In effect, this means that companies like Twitter and Facebook are seen, in the eyes of the law, as neutral platforms for the provision of content. This is dramatically different from the status of newspapers and broadcasting networks, which are legally responsible for the accuracy of the information they disseminate.
There has been growing disquiet about Section 230 on both sides of the aisle — and many liberals worry that it means hugely influential digital companies have no incentive to curb disinformation.
Chris Lu, who served as White House Cabinet Secretary under former President Obama, acknowledged that he thought the legislation “needs to be reexamined.”
But many figures in the tech world argue that revoking or altering Section 230 would fundamentally change the whole internet. And Lu argued that the most pressing issue was how existing rules, drawn up by the companies themselves to govern content, are applied.
He alluded not just to Trump’s tweets about Minneapolis and about voting by mail but also Trump’s untrue insinuation that MSNBC host Joe Scarborough had been involved in the death of a staffer back in 2001, when Scarborough was a Republican congressman.
The woman, 28-year-old Lori Klausutis, died as the result of an undiagnosed heart condition on a day when Scarborough was hundreds of miles away. Klausutis’s widower has appealed to Twitter CEO Jack Dorsey to delete Trump’s tweets on the matter, but that has not happened.
“Twitter has the right to police things or not police things, but there seems to be an inconsistency,” Lu said. “If you or I had gone on there and charged someone with murder or incited violence, we would have got kicked off Twitter a long time ago.”
In October 2019, Sen. Kamala Harris (D-Calif.) called for Twitter to suspend Trump’s account. Her push gained no real traction, even though she was running for the Democratic presidential nomination at the time.
There is new outrage on the left about Trump’s tweet about shooting and looters.
Sen. Elizabeth Warren (D-Mass.), who also ran for the 2020 Democratic nomination, on Friday accused the president of “calling for violence against Black Americans,” and added “his advocacy of illegal, state-sponsored killing is horrific.”

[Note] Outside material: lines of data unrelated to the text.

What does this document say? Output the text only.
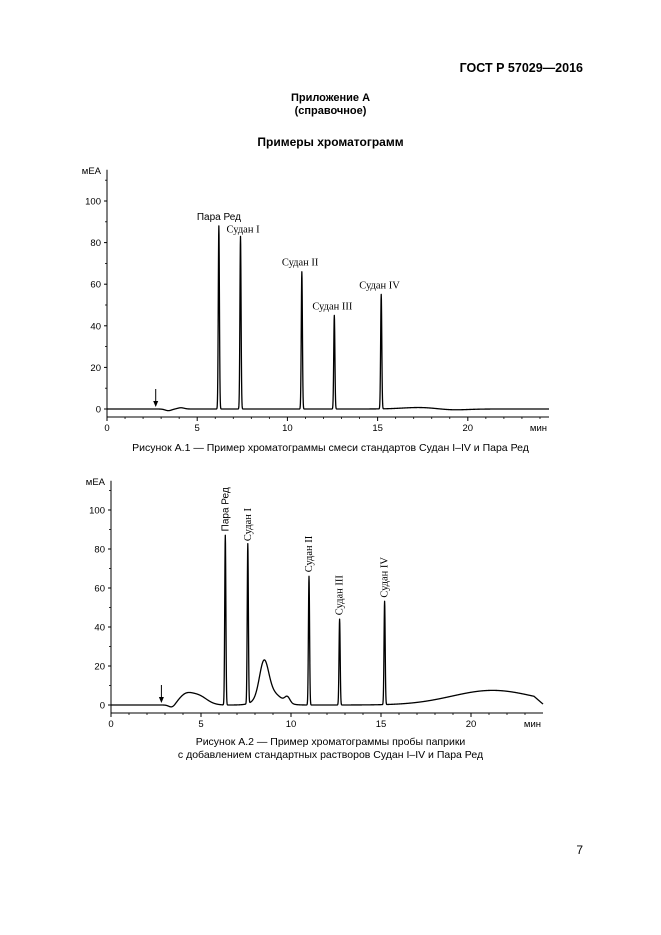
ГОСТ Р 57029—2016
Приложение А
(справочное)
Примеры хроматограмм
0
20
40
60
80
100
мЕА
0	5	10	15	20	мин
Пара Ред
Судан I
Судан II
Судан III
Судан IV
Рисунок А.1 — Пример хроматограммы смеси стандартов Судан I–IV и Пара Ред
0
20
40
60
80
100
мЕА
0	5	10	15	20	мин
Пара Ред Судан I
Судан II
Судан III	Судан IV
Рисунок А.2 — Пример хроматограммы пробы паприки
с добавлением стандартных растворов Судан I–IV и Пара Ред
7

In one sign that Trump’s tweet had sparked outrage beyond the usual bounds, it also drew condemnation from pop singer Taylor Swift, who has avoided political statements for most of her career.

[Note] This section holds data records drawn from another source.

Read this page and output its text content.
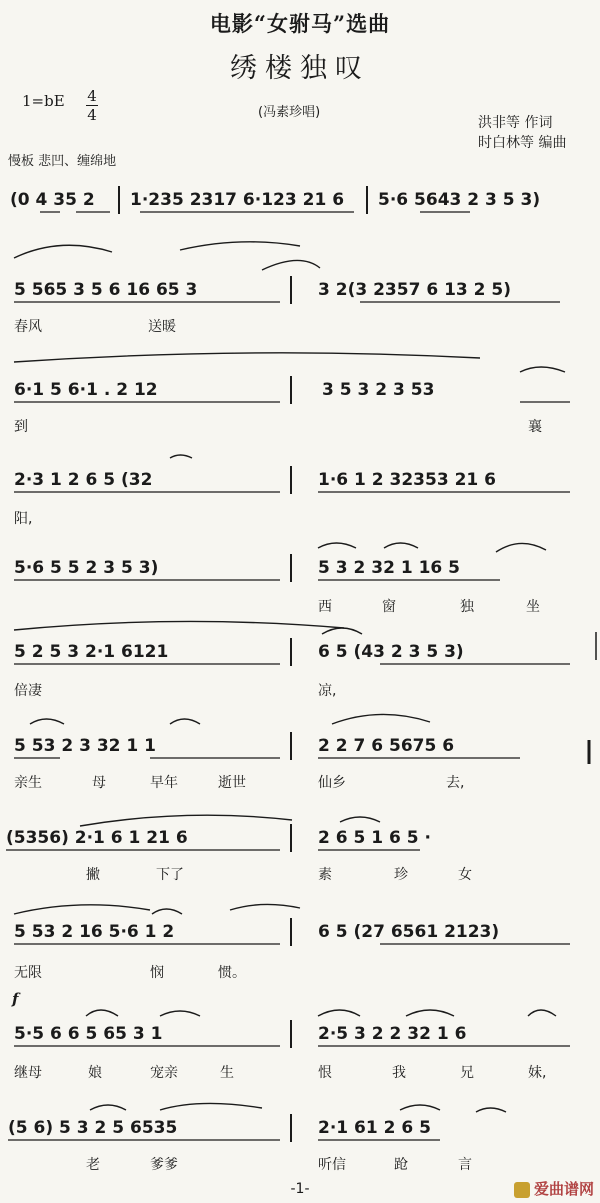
电影“女驸马”选曲
绣楼独叹
1=bE 4
4	(冯素珍唱)
洪非等 作词
时白林等 编曲
慢板 悲凹、缠绵地
(0 4 35 2 1·235 2317 6·123 21 6 5·6 5643 2 3 5 3)
5 565 3 5 6 16 65 3	3 2(3 2357 6 13 2 5)
春风	送暖
6·1 5 6·1 . 2 12	3 5 3 2 3 53
到	襄
2·3 1 2 6 5 (32	1·6 1 2 32353 21 6
阳,
5·6 5 5 2 3 5 3)	5 3 2 32 1 16 5
西	窗	独	坐
5 2 5 3 2·1 6121	6 5 (43 2 3 5 3)
倍凄	凉,
5 53 2 3 32 1 1	2 2 7 6 5675 6
亲生	母	早年	逝世	仙乡	去,
(5356) 2·1 6 1 21 6	2 6 5 1 6 5 ·
撇	下了	素	珍	女
5 53 2 16 5·6 1 2	6 5 (27 6561 2123)
无限	悯	惯。
f
5·5 6 6 5 65 3 1	2·5 3 2 2 32 1 6
继母	娘	宠亲	生	恨	我	兄	妹,
(5 6) 5 3 2 5 6535	2·1 61 2 6 5
老	爹爹	听信	跄	言
-1-	爱曲谱网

Swift tweeted that Trump had been “stoking the fires of white supremacy and racism your entire presidency,” accused him of “threatening violence” and pledged “we will vote you out in November.”
Swift is one of the small proportion of Twitter users who has more followers than Trump — 86.2 million for Swift to 80.6 million for Trump, as of Friday evening.
But there is, as usual, little sign that the president or his allies are backing down.
Trump’s 2020 campaign manager Brad Parscale on Friday afternoon released a statement complaining about “the media’s relentless twisting of President Trump’s words” in relation to Minneapolis.
“Twitter also played a role by mislabeling the President’s tweet and fueling the misinformation,” Parscale asserted.
The Memo is a reported column by Niall Stanage, primarily focused on Donald Trump’s presidency.